A standard air-conditioner is a heat pump – as is a refrigerator.

One way to explain the process is this – if you pour a little rubbing alcohol on your skin, it will feel cold, but it isn’t refrigerated. Alcohol evaporates at room temperature and while doing this, it absorbs heat from your skin, making it cooler.

Coolant (or refrigerant) works in a refrigerator the way alcohol works on your skin. In a fridge, coolant is trapped inside a series of coils – condenser coils (on the outside of the fridge) and evaporator coils (on the inside). As it circulates, it changes back and forth from a liquid to a gas.

The compressor constricts the refrigerant vapour, raising its pressure, and pushes it into the coils on the outside. When the hot compressed gas in the coils meets the cooler, external air temperature of the kitchen, it becomes a liquid.

Now in liquid form at high pressure, the refrigerant flow is restricted, creates a drop in pressure, and cools down as it flows into the coils inside the freezer and the fridge.

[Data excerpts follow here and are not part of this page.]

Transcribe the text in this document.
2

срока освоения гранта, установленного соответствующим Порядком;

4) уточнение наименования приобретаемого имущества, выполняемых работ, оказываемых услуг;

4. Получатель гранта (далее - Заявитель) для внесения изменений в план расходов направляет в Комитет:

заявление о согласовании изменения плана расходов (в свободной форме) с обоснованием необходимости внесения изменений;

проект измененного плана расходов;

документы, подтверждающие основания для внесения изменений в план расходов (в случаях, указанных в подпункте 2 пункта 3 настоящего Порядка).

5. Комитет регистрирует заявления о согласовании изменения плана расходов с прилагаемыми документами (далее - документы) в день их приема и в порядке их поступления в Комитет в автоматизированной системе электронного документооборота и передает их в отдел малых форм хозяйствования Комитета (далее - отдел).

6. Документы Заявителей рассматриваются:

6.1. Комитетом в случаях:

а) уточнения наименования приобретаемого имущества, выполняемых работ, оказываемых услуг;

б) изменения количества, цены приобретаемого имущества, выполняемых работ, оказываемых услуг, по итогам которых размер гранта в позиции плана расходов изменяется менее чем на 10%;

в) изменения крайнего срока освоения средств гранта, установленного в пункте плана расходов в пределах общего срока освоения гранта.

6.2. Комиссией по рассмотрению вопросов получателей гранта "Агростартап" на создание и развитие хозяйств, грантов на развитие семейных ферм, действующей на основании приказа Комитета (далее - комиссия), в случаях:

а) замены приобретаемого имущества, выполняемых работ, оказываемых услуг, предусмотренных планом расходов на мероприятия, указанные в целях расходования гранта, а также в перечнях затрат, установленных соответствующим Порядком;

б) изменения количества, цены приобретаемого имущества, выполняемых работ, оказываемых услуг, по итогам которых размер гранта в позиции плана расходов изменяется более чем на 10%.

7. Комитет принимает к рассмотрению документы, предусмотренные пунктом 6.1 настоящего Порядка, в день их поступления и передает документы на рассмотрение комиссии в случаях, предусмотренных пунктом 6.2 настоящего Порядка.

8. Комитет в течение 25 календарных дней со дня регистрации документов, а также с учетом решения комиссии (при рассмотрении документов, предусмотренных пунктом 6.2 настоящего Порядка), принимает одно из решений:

The refrigerant absorbs the heat inside the fridge, cooling the air. The refrigerant evaporates to a gas and flows back to the compressor, where the cycle starts all over.

In a similar way, a ground source heat pump extracts ground heat in the winter (for heating) and transfers heat back into the ground in the summer (for cooling).

Temperatures below about three metres underground around the world are fairly constant (12–18 degrees Celsius), regardless of outdoor temperature. By using geothermal heat to equalise a building’s temperature with that of the ground, less energy is required to bring the temperature up or down to comfortable levels, resulting in significant energy savings.

In Victoria, heating, cooling, and making hot water consumes about 80% of the average household’s power bill.